Published February 08, 2008 09:04 pm - Seems the Chinese government, worried that the yellowish haze of pollution hanging over Beijing could turn off tourists during this summer’s Olympic games, has asked its Weather Modification Office to create cleansing rains.
Chinese leader needs Dr. Phil intervention
By Kelly Kazek
kelly@athensnews-courier.com
That Chinese prime minister Wen Jiabao — the one who is demanding sunshine for theBeijing Olympics — should give Dr. Phil a call. Apparently, he is suffering from a teensy obsessive-compulsive disorder.
Too many people in the country? Control reproductive choices.
Too many opinions? Stifle free speech (including punishing anyone who says maybe China shouldn’t oughta grant a permit to that Meat of Suspicious Origins vendor who wants to set up a cart outside the Olympic stadium).
Concerned about Westernization? Flog anyone who says Chinese Idols don’t sing Aerosmith songs every bit as good as Kelly Pickler, and jail any child who shows up at school wearing one of those trendy, synthetic Hannah Montana wigs.
Too much rain? Flip an obscene gesture at Mother Nature and tell her you’ll be in charge of the weather from here on out, thank you.
Can you say “God complex?” Or maybe somebody’s been sniffing too much lead paint. Dr. Phil overlooked his meal ticket when he went after Britney: Here’s an entire country that needs an intervention. He’d have material for decades of shows and wouldn’t need Oprah to carry him anymore.
Seems the Chinese government, worried that the yellowish haze of pollution hanging over Beijing could turn off tourists during this summer’s Olympic games, has asked its Weather Modification Office to create cleansing rains.
Then, the WMO will be in charge of turning tourists’ frowns upside down by ensuring sunshine during the games.
And scientists say greenhouse gases cause global warming.
Hasn’t Jiabao ever seen that old margarine commercial and learned it’s not nice to fool with Mother Nature? (Or something like that)
Here in the South, we had endless days of sun during last summer’s drought and all we got in return was acres of dried-up corn, lakes you could drive four-wheelers across and water wars with neighboring states. True, I did notice fewer mosquitoes, but does having to buy less calamine lotion justify messin’ with things that ought not be messed with?

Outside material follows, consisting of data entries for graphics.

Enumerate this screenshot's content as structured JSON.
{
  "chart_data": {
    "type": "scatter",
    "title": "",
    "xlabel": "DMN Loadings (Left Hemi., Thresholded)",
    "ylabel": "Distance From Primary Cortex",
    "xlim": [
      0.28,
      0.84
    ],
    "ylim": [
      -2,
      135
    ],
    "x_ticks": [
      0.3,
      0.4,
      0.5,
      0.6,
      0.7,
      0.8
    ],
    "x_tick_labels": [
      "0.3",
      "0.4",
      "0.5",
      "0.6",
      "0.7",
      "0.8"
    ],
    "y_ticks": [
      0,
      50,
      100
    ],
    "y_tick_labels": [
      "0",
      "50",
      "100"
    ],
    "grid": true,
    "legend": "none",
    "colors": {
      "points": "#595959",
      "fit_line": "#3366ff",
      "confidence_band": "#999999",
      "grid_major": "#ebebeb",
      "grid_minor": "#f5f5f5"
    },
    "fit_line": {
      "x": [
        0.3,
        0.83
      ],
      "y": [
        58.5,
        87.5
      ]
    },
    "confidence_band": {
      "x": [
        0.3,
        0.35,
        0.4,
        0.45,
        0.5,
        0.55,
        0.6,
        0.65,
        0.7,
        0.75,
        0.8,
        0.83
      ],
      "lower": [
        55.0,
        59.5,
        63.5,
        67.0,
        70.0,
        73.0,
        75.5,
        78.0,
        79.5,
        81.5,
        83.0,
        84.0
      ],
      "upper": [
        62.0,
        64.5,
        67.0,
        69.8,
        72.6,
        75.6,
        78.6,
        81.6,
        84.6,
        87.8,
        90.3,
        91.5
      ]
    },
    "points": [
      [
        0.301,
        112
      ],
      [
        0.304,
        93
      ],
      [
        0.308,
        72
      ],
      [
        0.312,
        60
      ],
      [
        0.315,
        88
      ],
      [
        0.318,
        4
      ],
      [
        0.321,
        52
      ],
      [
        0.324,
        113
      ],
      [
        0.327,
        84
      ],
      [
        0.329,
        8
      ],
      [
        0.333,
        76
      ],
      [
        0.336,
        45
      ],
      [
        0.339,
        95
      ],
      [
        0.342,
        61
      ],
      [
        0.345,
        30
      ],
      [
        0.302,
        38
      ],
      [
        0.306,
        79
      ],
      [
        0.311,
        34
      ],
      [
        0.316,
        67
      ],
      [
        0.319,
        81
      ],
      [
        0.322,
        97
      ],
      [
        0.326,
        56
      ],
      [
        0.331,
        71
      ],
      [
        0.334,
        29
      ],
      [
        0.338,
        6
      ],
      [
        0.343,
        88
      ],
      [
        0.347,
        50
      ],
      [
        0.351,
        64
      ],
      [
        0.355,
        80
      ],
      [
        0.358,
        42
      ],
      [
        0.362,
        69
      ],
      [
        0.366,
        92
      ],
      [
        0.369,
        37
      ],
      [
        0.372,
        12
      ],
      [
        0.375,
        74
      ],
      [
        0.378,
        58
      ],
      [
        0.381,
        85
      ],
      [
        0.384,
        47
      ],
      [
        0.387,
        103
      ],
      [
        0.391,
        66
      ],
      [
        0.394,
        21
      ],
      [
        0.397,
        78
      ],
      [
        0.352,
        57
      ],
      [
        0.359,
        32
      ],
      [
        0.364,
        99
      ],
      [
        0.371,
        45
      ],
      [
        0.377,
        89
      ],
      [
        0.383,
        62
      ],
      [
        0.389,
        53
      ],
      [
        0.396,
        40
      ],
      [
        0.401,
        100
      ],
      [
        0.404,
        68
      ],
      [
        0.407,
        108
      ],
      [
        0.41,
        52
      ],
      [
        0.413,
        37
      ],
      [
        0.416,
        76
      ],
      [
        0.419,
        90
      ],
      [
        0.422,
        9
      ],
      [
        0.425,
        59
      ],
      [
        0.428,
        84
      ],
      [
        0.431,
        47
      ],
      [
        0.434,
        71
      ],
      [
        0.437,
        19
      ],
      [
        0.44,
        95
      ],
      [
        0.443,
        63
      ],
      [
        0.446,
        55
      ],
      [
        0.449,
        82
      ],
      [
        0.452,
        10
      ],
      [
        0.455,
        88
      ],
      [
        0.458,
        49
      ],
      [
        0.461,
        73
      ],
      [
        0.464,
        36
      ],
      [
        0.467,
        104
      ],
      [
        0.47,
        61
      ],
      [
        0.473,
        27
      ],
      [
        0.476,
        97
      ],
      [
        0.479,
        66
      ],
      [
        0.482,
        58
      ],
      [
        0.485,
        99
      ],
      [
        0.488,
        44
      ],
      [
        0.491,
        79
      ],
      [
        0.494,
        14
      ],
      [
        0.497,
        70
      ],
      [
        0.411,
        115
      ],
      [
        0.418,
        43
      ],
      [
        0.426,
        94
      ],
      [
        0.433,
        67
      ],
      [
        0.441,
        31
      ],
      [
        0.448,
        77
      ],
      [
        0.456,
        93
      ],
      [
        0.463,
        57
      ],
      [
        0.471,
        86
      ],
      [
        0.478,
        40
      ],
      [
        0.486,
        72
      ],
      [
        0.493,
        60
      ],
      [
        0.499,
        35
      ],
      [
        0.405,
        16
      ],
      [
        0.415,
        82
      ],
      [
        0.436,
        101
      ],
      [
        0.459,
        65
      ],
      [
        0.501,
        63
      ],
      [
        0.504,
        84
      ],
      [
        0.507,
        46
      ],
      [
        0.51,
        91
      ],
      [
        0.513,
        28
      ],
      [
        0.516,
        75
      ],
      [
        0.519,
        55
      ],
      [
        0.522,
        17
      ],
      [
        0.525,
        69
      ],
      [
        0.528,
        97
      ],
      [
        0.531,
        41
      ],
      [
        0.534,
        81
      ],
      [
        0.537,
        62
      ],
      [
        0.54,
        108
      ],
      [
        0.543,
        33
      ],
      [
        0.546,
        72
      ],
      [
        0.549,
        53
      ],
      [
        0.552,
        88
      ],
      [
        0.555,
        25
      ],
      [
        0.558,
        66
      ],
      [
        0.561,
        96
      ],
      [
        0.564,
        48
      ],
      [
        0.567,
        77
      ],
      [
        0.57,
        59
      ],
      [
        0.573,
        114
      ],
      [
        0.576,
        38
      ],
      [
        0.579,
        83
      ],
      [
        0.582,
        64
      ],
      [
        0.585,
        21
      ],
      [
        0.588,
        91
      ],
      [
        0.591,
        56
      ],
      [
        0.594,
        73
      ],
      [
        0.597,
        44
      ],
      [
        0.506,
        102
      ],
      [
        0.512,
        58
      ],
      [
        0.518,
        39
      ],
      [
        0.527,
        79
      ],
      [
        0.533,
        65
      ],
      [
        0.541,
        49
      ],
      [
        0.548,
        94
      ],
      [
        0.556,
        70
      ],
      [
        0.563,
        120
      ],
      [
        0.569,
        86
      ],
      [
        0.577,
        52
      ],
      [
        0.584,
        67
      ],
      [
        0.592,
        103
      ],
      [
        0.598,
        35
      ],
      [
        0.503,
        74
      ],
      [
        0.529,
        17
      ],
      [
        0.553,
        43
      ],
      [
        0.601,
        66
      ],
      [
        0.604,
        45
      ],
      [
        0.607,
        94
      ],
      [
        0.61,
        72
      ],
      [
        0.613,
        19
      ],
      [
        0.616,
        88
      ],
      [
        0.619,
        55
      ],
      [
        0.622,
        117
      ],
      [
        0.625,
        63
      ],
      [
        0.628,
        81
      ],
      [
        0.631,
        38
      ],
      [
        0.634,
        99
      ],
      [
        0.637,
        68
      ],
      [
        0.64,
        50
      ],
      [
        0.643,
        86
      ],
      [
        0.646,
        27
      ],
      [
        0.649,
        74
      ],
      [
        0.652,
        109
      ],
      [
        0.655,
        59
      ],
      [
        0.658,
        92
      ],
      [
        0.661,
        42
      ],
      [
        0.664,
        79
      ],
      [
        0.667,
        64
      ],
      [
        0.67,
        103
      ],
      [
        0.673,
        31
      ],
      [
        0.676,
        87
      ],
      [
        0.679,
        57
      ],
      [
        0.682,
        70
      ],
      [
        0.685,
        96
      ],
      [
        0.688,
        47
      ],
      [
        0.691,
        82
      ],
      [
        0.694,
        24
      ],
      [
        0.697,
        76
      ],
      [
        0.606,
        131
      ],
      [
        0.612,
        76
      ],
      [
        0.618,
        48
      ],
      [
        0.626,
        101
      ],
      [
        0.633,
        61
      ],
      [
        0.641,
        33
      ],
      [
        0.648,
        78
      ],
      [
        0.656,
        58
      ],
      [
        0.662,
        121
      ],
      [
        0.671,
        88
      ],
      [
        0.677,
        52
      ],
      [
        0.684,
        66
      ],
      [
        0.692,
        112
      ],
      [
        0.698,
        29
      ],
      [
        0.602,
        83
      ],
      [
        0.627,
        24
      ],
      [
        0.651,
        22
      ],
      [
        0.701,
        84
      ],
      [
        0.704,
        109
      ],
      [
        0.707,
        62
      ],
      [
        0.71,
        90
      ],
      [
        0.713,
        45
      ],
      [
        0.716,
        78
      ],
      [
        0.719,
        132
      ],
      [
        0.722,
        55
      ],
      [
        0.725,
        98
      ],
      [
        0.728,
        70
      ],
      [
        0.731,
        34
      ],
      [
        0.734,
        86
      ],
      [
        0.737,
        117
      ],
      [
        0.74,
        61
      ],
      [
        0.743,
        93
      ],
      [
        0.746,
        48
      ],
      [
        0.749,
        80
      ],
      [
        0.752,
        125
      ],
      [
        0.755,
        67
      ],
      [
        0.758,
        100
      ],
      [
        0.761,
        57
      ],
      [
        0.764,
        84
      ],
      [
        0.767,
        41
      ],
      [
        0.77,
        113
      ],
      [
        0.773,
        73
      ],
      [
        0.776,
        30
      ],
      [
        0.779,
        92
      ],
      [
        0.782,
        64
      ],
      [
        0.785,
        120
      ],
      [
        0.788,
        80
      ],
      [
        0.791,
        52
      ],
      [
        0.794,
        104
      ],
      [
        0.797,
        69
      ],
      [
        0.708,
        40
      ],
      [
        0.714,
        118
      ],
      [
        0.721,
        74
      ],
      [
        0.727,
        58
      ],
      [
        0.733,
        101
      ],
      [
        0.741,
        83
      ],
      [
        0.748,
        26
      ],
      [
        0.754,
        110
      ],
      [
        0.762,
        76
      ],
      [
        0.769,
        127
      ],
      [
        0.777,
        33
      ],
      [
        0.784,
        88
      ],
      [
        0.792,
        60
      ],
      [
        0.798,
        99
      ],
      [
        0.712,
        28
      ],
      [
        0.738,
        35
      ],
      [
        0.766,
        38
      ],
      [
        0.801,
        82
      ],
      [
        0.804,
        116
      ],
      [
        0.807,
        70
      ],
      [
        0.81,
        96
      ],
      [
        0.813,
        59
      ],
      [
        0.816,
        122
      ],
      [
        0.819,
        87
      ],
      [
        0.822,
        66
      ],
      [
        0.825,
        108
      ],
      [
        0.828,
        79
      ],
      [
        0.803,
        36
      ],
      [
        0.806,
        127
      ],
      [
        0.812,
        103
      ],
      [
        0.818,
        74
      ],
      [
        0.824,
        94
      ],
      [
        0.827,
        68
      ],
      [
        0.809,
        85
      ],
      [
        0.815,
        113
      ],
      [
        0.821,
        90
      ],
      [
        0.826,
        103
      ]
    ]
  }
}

A country that can’t build a toy that doesn’t make kids pass out has no business making the weather.
I can’t imagine anything more disastrous, unless it’s United Airlines bright idea to outsource maintenance of its airplanes to China.
I can picture that meeting:
United Airlines Flunky: “But, Bob, didn’t China make those toy airplanes that turned out to be a choking hazard?”